First, we’ll subset out the predictor \( x \) and outcome \( y \) from the data.

x = df['frac_traveltime_lt15']
y = df['aum']

Then, we’ll randomly off 20% of the data into the test set. We’ll use the train_test_split split function from the scikit-learn Python package.

from sklearn.model_selection import train_test_split

x_train, x_test, y_train, y_test = train_test_split(
    x, y, test_size=0.2, random_state=42,

print(f'Training set size: {len(x_train)} rows')
print(f'    Test set size: {len(x_test)} rows')
Training set size: 564 rows
    Test set size: 141 rows

Then, we can fit the model by computing \( \hat{\theta}_0 \) and \( \hat{\theta}_1 \) on the training set.

t1 = theta_1(x_train, y_train)
t0 = theta_0(x_train, y_train)
print(f'Model: f(x) = {t0:.2f} + {t1:.2f}x')
Model: f(x) = 31.10 + 29.29x

At last, we have a model! This model is a simple linear model that predicts AUM for a commuting zone using the fraction of people with ≤15 min commute times. After fitting a model, we want to check how well our model does on the data.

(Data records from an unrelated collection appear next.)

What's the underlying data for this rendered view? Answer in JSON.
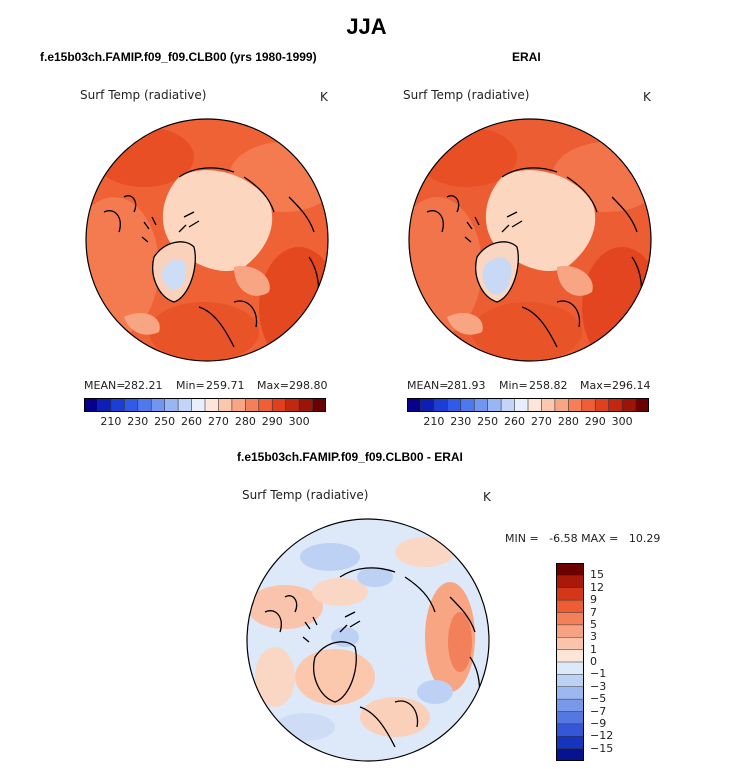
{
  "main_title": "JJA",
  "panels": [
    {
      "title": "f.e15b03ch.FAMIP.f09_f09.CLB00 (yrs 1980-1999)",
      "variable": "Surf Temp (radiative)",
      "units": "K",
      "mean_label": "MEAN=",
      "mean_value": "282.21",
      "min_label": "Min=",
      "min_value": "259.71",
      "max_label": "Max=",
      "max_value": "298.80"
    },
    {
      "title": "ERAI",
      "variable": "Surf Temp (radiative)",
      "units": "K",
      "mean_label": "MEAN=",
      "mean_value": "281.93",
      "min_label": "Min=",
      "min_value": "258.82",
      "max_label": "Max=",
      "max_value": "296.14"
    },
    {
      "title": "f.e15b03ch.FAMIP.f09_f09.CLB00 - ERAI",
      "variable": "Surf Temp (radiative)",
      "units": "K",
      "minmax_text": "MIN =   -6.58 MAX =   10.29"
    }
  ],
  "abs_colorbar": {
    "tick_labels": [
      "210",
      "230",
      "250",
      "260",
      "270",
      "280",
      "290",
      "300"
    ],
    "colors": [
      "#08008c",
      "#0c1fb4",
      "#1a3ed6",
      "#2f5be6",
      "#4d78ee",
      "#7096f2",
      "#98b6f5",
      "#c2d4f8",
      "#e8eefa",
      "#fde6d8",
      "#fbc8ae",
      "#f8a583",
      "#f57f58",
      "#f05e36",
      "#e0401c",
      "#c22810",
      "#9c1408",
      "#6b0000"
    ]
  },
  "diff_colorbar": {
    "tick_labels": [
      "15",
      "12",
      "9",
      "7",
      "5",
      "3",
      "1",
      "0",
      "-1",
      "-3",
      "-5",
      "-7",
      "-9",
      "-12",
      "-15"
    ],
    "colors": [
      "#6b0000",
      "#a8190a",
      "#d4361a",
      "#ec5d33",
      "#f2805a",
      "#f6a283",
      "#fac4ac",
      "#fde6d8",
      "#dde8f8",
      "#bdd1f4",
      "#9bb8f0",
      "#7898ea",
      "#5577e2",
      "#3556d6",
      "#1634c0",
      "#06138e"
    ]
  }
}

15.2.3. Examining the Model

One way to look at the model’s performance is to look at the the model’s MSE on the test set.

def mse(y, pred):
    return np.mean((y - pred) ** 2)

pred = t0 + t1 * x_test
print(f'Test set MSE: {mse(y_test, pred):.2f}')
Test set MSE: 17.70

However, this number isn’t very easy to interpret on its own—we usually use the MSE to compare two different models, so we’ll return to the MSE later in the chapter. Instead, we’ll plot the model’s predictions on top of the scatter plot of the data.

fig = px.scatter(x=x_train, y=y_train,
                 width=450, height=250)

pred_x = np.array([x.min(), x.max()])
pred_y = t0 + t1 * pred_x

fig.add_trace(go.Scatter(x=pred_x, y=pred_y, name='Predictions', mode='lines'))

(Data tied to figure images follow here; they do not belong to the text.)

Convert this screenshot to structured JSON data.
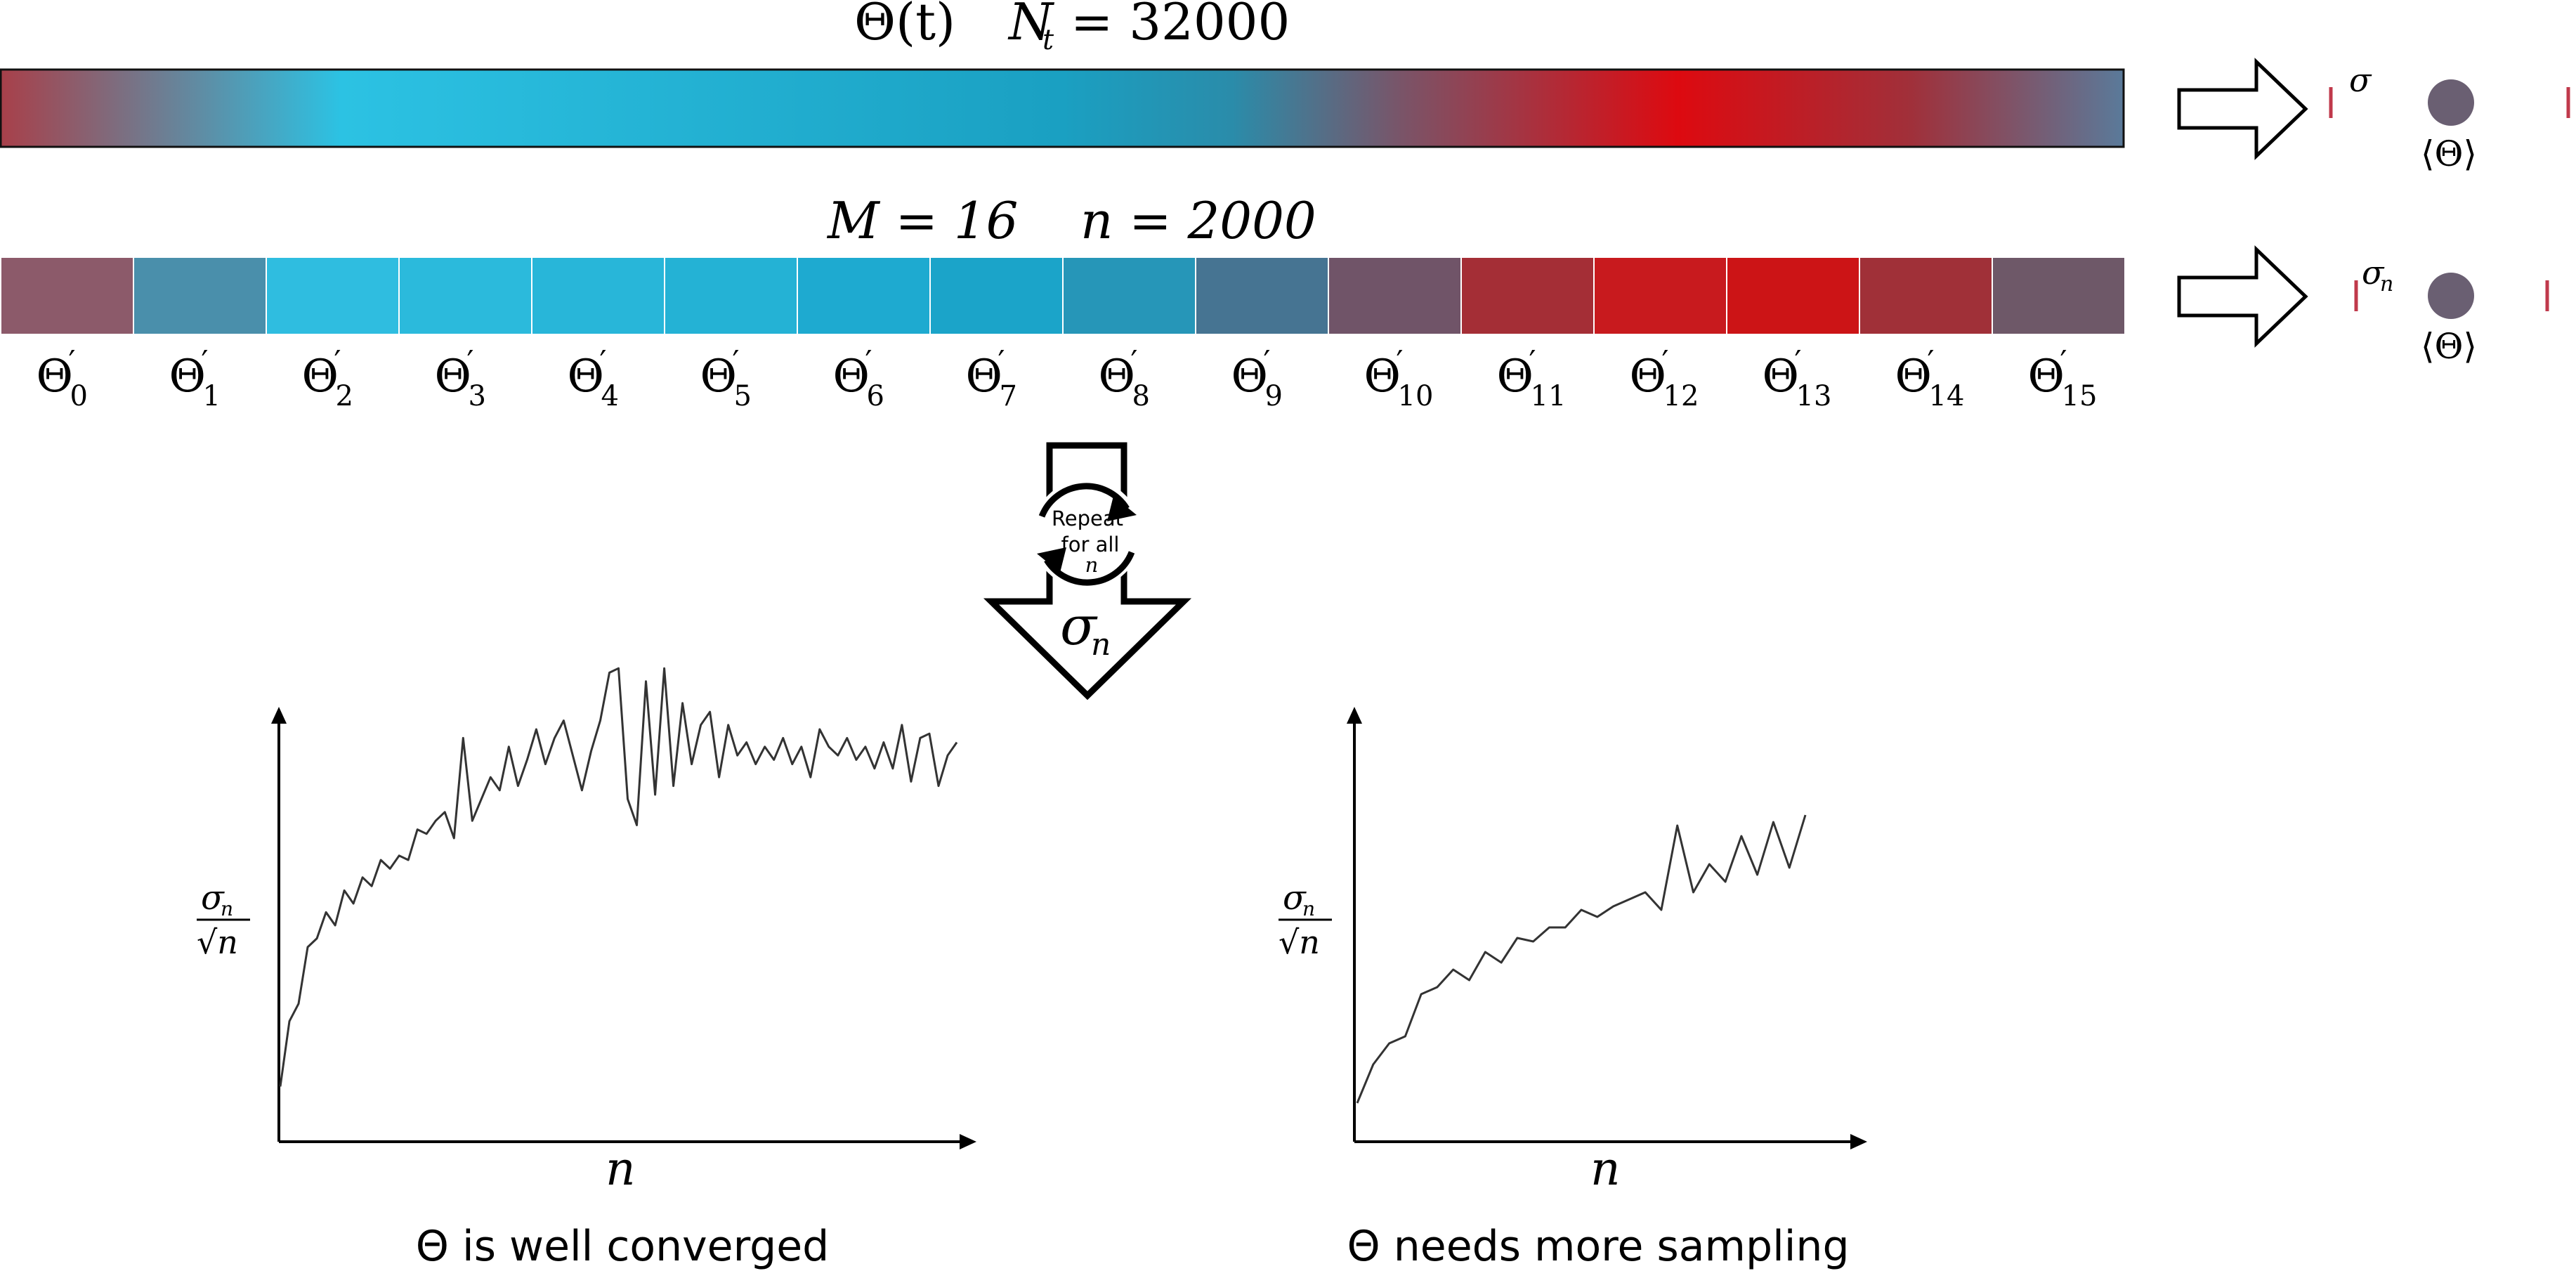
{
  "top_bar": {
    "theta_label": "Θ(t)",
    "nt_name": "N",
    "nt_sub": "t",
    "nt_value": "= 32000",
    "gradient_colors": [
      "#a8404a",
      "#2cc2e3",
      "#1aa0c2",
      "#b83438",
      "#dd0a10",
      "#5a7a9a"
    ]
  },
  "block_header": {
    "m_label": "M = 16",
    "n_label": "n = 2000"
  },
  "blocks": [
    {
      "label": "Θ",
      "sub": "0",
      "color": "#8c5a6a"
    },
    {
      "label": "Θ",
      "sub": "1",
      "color": "#4a8fab"
    },
    {
      "label": "Θ",
      "sub": "2",
      "color": "#2fbde0"
    },
    {
      "label": "Θ",
      "sub": "3",
      "color": "#2bbadc"
    },
    {
      "label": "Θ",
      "sub": "4",
      "color": "#28b6d9"
    },
    {
      "label": "Θ",
      "sub": "5",
      "color": "#24b2d5"
    },
    {
      "label": "Θ",
      "sub": "6",
      "color": "#1eaad0"
    },
    {
      "label": "Θ",
      "sub": "7",
      "color": "#1ba4c9"
    },
    {
      "label": "Θ",
      "sub": "8",
      "color": "#2696b8"
    },
    {
      "label": "Θ",
      "sub": "9",
      "color": "#467492"
    },
    {
      "label": "Θ",
      "sub": "10",
      "color": "#705468"
    },
    {
      "label": "Θ",
      "sub": "11",
      "color": "#a42e36"
    },
    {
      "label": "Θ",
      "sub": "12",
      "color": "#c81a1e"
    },
    {
      "label": "Θ",
      "sub": "13",
      "color": "#cc1416"
    },
    {
      "label": "Θ",
      "sub": "14",
      "color": "#a03038"
    },
    {
      "label": "Θ",
      "sub": "15",
      "color": "#6e5868"
    }
  ],
  "summary_top": {
    "sigma_label": "σ",
    "mean_label": "⟨Θ⟩"
  },
  "summary_bottom": {
    "sigma_label": "σ",
    "sigma_sub": "n",
    "mean_label": "⟨Θ⟩"
  },
  "repeat": {
    "line1": "Repeat",
    "line2": "for all",
    "line3": "n",
    "sigma_label": "σ",
    "sigma_sub": "n"
  },
  "plots": [
    {
      "ylabel_num": "σ",
      "ylabel_num_sub": "n",
      "ylabel_den": "√n",
      "xlabel": "n",
      "caption": "Θ is well converged",
      "y": [
        0.03,
        0.18,
        0.22,
        0.35,
        0.37,
        0.43,
        0.4,
        0.48,
        0.45,
        0.51,
        0.49,
        0.55,
        0.53,
        0.56,
        0.55,
        0.62,
        0.61,
        0.64,
        0.66,
        0.6,
        0.83,
        0.64,
        0.69,
        0.74,
        0.71,
        0.81,
        0.72,
        0.78,
        0.85,
        0.77,
        0.83,
        0.87,
        0.79,
        0.71,
        0.8,
        0.87,
        0.98,
        0.99,
        0.69,
        0.63,
        0.96,
        0.7,
        0.99,
        0.72,
        0.91,
        0.77,
        0.86,
        0.89,
        0.74,
        0.86,
        0.79,
        0.82,
        0.77,
        0.81,
        0.78,
        0.83,
        0.77,
        0.81,
        0.74,
        0.85,
        0.81,
        0.79,
        0.83,
        0.78,
        0.81,
        0.76,
        0.82,
        0.76,
        0.86,
        0.73,
        0.83,
        0.84,
        0.72,
        0.79,
        0.82
      ]
    },
    {
      "ylabel_num": "σ",
      "ylabel_num_sub": "n",
      "ylabel_den": "√n",
      "xlabel": "n",
      "caption": "Θ needs more sampling",
      "y": [
        0.03,
        0.14,
        0.2,
        0.22,
        0.34,
        0.36,
        0.41,
        0.38,
        0.46,
        0.43,
        0.5,
        0.49,
        0.53,
        0.53,
        0.58,
        0.56,
        0.59,
        0.61,
        0.63,
        0.58,
        0.82,
        0.63,
        0.71,
        0.66,
        0.79,
        0.68,
        0.83,
        0.7,
        0.85
      ]
    }
  ],
  "colors": {
    "sigma_left": "#c0394b",
    "sigma_mid_blue": "#2ec2e0",
    "sigma_right": "#c0394b",
    "mean_dot": "#6a5f72"
  }
}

We can see that the line has a positive slope, which captures the positive association between AUM and the fraction of people with ≤15 min commute.

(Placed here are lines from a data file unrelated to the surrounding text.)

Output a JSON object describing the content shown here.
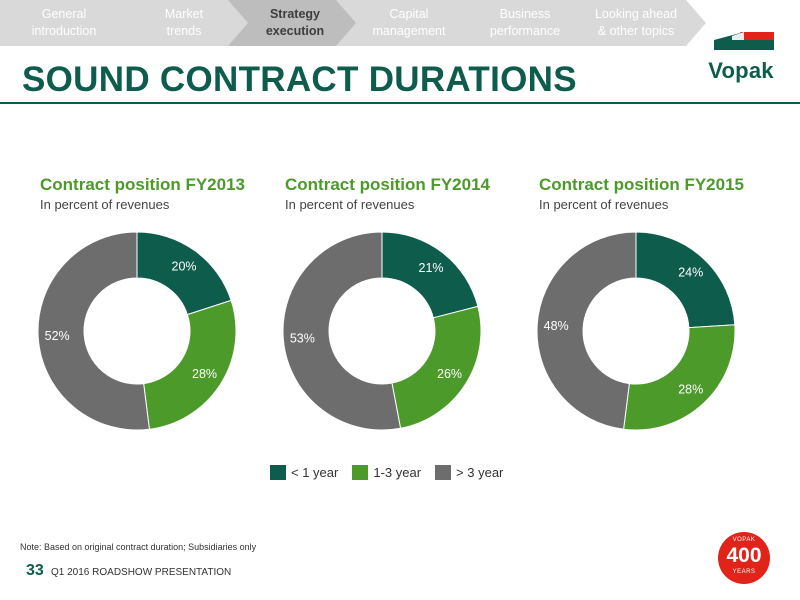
{
  "nav": {
    "items": [
      {
        "label": "General\nintroduction",
        "active": false
      },
      {
        "label": "Market\ntrends",
        "active": false
      },
      {
        "label": "Strategy\nexecution",
        "active": true
      },
      {
        "label": "Capital\nmanagement",
        "active": false
      },
      {
        "label": "Business\nperformance",
        "active": false
      },
      {
        "label": "Looking ahead\n& other topics",
        "active": false
      }
    ]
  },
  "page_title": "SOUND CONTRACT DURATIONS",
  "logo": {
    "word": "Vopak"
  },
  "colors": {
    "brand_green": "#0e5c4c",
    "accent_green": "#4c9a2a",
    "gray": "#6d6d6d",
    "badge_red": "#e2231a"
  },
  "legend": [
    {
      "label": "< 1 year",
      "color": "#0e5c4c"
    },
    {
      "label": "1-3 year",
      "color": "#4c9a2a"
    },
    {
      "label": "> 3 year",
      "color": "#6d6d6d"
    }
  ],
  "chart_data": [
    {
      "type": "pie",
      "title": "Contract position FY2013",
      "subtitle": "In percent of revenues",
      "categories": [
        "< 1 year",
        "1-3 year",
        "> 3 year"
      ],
      "values": [
        20,
        28,
        52
      ],
      "labels": [
        "20%",
        "28%",
        "52%"
      ],
      "colors": [
        "#0e5c4c",
        "#4c9a2a",
        "#6d6d6d"
      ]
    },
    {
      "type": "pie",
      "title": "Contract position FY2014",
      "subtitle": "In percent of revenues",
      "categories": [
        "< 1 year",
        "1-3 year",
        "> 3 year"
      ],
      "values": [
        21,
        26,
        53
      ],
      "labels": [
        "21%",
        "26%",
        "53%"
      ],
      "colors": [
        "#0e5c4c",
        "#4c9a2a",
        "#6d6d6d"
      ]
    },
    {
      "type": "pie",
      "title": "Contract position FY2015",
      "subtitle": "In percent of revenues",
      "categories": [
        "< 1 year",
        "1-3 year",
        "> 3 year"
      ],
      "values": [
        24,
        28,
        48
      ],
      "labels": [
        "24%",
        "28%",
        "48%"
      ],
      "colors": [
        "#0e5c4c",
        "#4c9a2a",
        "#6d6d6d"
      ]
    }
  ],
  "footer": {
    "note": "Note: Based on original contract duration; Subsidiaries only",
    "page_number": "33",
    "text": "Q1 2016 ROADSHOW PRESENTATION"
  },
  "badge": {
    "top": "VOPAK",
    "number": "400",
    "bottom": "YEARS"
  }
}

To check the model fit, we use a residual plot, which puts the predicted \( f_{\theta}(x) \) values on the x-axis and the residuals \( y - f_{\theta}(x) \) on the y-axis:

predicted = t0 + t1 * x_train
resid = pd.DataFrame({'predicted': predicted,
                      'residuals': y_train - predicted})
fig = px.scatter(resid, x='predicted', y='residuals',
                 width=350, height=250)

fig.add_hline(0, line_color='black', line_width=2, line_dash='dash', opacity=1)

Residual plots can show problems with using a linear model. A good fit will show a residual plot with a cloud of points around the y=0 line with no clear pattern. When there is a clear pattern, we can usually conclude that a linear model wasn’t a good choice for the data.

In the plot above, the model doesn’t actually have a good fit—there’s a small but clear curve in the residual plot. This tells us that we should look at other predictor variables, or include other variables into our model.

The residual plot can also give us a general sense of how accurate the model is. Most of the residuals lie between +10 and -10 AUM. But 10 AUM is a lot of error—it’s bigger than the gap between the 25th percentile and the 75th percentile AUM.

In this section, we derived the model parameters \( \hat{\theta}_0 \) and \( \hat{\theta}_1 \) using calculus. Then, we fit a simple linear model that predicts AUM for a commuting zone using the fraction of people with a ≤15 min commute. A residual plot shows that this linear model doesn’t fit the data well. But we didn’t expect a great fit to begin with—economic mobility is a complicated metric that probably can’t be predicted using a single variable. To improve our model, we can use multiple predictor variables rather than just one. This model is called a multiple linear model, and we’ll introduce this model in the next section.